Until you have to make the decision about having an abortion you don't know and shouldn't talk. I had an abortion after I had my 2nd child, he was 2 years old my oldest daughter was 7 years old. I was on the pill and taking anitbiotics for a UTI and my BC failed, I had to make that decison to have an abortion because I did not plan, want, or could take care of 3 children at that time. It was the best decision I EVER made. When the procedure was over I was relieved, no depression, no sadness. I was "put under" during the procedure and felt nothing. So until it happens to you and you have to make that decision people should not talk.
i relate to this personally i am one of those one in three women, and after reading some of the comments below, i think in response to the comment about it being a parenting decision...you cant say its not a baby but that you made a parenting decision..it just doesnt add up. And in my experience I dealt with severe grief and depression afterwards and i think that could of been discussed a bit more. Lastly Markai had said she was put under for the procedure which to my knowledge is very rare, i think she would of felt ALOT differently if she had to feel the intense pain of what she was doing to her body. Since then i've had a child and the pain of birth is in no comparison the wrenching pains of abortion
I personally do not support abortion but I do respect her decision and I respect her for making her decision based on her child more so then her personal feelings.
Abortion aka Murder. That precious life had a heartbeat. You'll never be able to forgive yourselves. This makes me sick...it's just the easy way out. Get on birth control!! There are so many women out there that have a hard time getting pregnant, and here's these teenagers pooping babies out left and right or killing them. Makes me sick, I would never commend anyone for killing a human being a precious child!!!

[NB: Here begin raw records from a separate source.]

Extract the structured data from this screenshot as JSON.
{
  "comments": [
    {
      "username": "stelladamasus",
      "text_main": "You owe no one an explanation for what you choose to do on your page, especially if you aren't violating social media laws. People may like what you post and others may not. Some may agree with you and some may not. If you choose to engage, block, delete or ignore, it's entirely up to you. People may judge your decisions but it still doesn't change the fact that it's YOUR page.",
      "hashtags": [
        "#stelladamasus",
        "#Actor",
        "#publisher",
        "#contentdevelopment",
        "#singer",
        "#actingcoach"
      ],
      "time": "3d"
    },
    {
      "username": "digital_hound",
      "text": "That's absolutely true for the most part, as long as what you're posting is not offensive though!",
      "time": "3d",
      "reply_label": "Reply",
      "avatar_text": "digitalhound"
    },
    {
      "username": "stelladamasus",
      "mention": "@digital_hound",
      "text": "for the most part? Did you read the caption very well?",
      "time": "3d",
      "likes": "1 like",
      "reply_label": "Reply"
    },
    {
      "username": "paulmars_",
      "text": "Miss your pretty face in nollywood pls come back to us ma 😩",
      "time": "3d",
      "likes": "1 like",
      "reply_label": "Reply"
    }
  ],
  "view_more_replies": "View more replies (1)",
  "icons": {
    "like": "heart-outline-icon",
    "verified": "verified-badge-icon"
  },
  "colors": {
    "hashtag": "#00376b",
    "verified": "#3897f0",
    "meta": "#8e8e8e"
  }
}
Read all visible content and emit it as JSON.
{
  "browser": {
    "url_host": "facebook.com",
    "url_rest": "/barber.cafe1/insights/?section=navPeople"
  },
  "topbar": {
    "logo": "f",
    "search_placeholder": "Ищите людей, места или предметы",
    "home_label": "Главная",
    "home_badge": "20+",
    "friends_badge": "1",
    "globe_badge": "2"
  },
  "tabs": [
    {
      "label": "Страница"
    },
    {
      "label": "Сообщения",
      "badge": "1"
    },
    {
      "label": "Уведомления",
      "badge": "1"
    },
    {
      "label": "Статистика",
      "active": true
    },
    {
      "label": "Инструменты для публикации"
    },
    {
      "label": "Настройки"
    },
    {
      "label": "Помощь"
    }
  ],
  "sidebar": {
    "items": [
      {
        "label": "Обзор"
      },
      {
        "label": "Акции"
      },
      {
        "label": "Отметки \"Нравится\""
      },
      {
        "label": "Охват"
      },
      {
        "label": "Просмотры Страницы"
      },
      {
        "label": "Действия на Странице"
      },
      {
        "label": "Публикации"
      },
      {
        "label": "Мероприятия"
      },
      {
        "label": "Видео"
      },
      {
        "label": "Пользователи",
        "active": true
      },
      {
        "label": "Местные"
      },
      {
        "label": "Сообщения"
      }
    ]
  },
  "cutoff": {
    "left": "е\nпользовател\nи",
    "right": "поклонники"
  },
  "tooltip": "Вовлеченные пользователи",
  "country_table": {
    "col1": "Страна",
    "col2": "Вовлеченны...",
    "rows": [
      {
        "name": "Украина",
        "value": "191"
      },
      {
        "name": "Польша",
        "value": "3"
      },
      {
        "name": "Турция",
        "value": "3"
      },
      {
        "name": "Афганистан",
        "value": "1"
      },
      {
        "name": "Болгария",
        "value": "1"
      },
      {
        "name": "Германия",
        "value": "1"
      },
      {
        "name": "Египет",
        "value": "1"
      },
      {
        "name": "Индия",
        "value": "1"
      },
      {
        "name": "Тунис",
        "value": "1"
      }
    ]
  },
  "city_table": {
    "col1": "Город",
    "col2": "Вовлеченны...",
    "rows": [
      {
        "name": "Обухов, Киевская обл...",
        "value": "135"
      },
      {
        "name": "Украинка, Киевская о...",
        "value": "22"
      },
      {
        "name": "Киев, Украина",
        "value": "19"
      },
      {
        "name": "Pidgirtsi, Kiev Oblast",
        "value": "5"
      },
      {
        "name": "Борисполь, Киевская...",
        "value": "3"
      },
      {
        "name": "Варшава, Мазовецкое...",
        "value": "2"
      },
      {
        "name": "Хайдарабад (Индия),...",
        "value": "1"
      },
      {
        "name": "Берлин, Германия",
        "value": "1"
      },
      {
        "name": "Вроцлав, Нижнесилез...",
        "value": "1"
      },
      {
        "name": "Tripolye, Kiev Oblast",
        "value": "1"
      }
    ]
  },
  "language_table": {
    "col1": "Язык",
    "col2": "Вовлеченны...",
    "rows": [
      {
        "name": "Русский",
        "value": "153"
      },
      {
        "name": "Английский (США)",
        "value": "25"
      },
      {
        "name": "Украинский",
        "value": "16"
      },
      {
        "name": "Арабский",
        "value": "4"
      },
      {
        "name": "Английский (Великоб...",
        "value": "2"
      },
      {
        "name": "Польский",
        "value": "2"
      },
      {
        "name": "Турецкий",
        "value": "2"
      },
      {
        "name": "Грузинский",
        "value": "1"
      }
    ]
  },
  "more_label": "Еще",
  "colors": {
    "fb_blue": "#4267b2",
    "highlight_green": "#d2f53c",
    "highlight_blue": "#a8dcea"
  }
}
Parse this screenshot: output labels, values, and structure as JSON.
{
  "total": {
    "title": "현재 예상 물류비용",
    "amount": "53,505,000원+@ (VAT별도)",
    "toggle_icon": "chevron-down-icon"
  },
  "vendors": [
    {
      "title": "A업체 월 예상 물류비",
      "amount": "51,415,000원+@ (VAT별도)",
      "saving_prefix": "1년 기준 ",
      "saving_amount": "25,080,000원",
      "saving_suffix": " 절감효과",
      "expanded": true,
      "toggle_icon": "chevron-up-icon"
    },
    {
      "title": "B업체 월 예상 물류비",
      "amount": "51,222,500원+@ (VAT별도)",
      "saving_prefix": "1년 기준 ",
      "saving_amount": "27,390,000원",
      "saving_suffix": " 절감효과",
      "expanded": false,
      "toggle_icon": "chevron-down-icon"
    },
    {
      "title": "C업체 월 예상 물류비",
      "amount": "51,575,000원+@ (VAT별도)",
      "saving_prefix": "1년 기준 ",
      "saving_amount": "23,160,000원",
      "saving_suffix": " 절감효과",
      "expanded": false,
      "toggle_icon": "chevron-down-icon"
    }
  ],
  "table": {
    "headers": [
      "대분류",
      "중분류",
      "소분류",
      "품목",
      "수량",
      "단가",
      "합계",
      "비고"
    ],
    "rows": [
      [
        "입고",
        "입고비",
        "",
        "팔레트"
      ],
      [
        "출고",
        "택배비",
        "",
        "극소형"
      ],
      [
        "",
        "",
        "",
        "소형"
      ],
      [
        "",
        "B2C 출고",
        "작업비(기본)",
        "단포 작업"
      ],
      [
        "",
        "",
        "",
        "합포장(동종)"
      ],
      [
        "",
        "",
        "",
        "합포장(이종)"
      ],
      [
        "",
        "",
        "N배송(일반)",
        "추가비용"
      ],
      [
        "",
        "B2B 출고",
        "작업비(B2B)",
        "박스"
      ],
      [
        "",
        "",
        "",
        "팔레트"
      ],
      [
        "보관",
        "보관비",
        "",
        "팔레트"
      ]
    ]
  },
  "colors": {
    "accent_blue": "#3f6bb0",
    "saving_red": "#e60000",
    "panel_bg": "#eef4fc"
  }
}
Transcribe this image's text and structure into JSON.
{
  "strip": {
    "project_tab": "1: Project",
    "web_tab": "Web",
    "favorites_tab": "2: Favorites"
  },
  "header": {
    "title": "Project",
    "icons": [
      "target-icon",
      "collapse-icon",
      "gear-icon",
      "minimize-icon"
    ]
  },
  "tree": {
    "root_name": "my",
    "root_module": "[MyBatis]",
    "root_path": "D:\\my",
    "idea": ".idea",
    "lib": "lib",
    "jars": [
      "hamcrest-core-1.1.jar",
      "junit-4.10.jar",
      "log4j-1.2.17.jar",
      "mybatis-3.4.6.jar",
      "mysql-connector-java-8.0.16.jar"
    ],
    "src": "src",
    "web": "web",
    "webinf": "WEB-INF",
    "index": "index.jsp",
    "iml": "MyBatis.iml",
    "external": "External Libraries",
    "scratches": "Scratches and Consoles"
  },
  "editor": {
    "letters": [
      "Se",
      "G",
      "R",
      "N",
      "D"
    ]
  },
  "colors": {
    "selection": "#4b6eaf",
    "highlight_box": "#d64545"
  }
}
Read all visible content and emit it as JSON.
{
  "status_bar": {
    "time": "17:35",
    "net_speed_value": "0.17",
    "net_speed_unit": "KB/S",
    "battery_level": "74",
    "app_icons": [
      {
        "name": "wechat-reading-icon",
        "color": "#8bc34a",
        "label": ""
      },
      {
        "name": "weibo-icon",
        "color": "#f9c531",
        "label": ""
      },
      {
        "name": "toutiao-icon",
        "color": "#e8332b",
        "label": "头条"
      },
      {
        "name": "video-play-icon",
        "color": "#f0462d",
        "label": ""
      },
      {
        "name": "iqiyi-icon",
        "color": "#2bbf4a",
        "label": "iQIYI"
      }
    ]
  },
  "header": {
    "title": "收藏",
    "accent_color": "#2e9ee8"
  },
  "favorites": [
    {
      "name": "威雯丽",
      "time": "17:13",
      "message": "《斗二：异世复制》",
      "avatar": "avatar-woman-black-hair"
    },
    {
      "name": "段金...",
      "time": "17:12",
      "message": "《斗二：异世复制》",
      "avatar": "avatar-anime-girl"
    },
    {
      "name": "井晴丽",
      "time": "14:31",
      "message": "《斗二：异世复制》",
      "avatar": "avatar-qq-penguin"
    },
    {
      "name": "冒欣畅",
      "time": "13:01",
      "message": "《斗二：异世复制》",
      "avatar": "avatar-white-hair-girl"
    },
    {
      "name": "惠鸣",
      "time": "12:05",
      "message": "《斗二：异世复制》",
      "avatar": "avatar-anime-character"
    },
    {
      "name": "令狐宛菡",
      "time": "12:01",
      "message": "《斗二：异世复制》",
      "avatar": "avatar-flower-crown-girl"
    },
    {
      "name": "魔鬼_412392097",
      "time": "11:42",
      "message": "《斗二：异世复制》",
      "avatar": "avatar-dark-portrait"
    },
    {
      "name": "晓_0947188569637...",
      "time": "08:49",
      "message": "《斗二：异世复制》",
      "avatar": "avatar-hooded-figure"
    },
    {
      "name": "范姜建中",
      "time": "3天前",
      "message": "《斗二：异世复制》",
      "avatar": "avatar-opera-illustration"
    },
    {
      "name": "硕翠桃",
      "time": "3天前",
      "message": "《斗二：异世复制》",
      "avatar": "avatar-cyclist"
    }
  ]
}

i really commend her for her decision. she didn't do it for any selfish reasons. she did it for the right reason. they knew they couldn't afford to have another child & didn't want their child(ren) to suffer or go through any unnecessary hardships. as a mother of 3 kids i know first hand how hard it is. i was a teen mom (17yr first child, married 2wk before 18bday & had second child @ 19yr) & had very little support. i think they are trying the best they can to give their daughter a happy life. it's not right for people to judge them for their decisions. you're not living their lives & haven't been through what they may have been through. we each walk our own path in life. what may be right for one person may not be right for another. she was very brave to not only go through with it but to allow it to be documented for all to see. keep your head up mama <3
"So many women can't have babies". I'm so sick of hearing this arguement. She (and every other woman) is not a breeder for other people.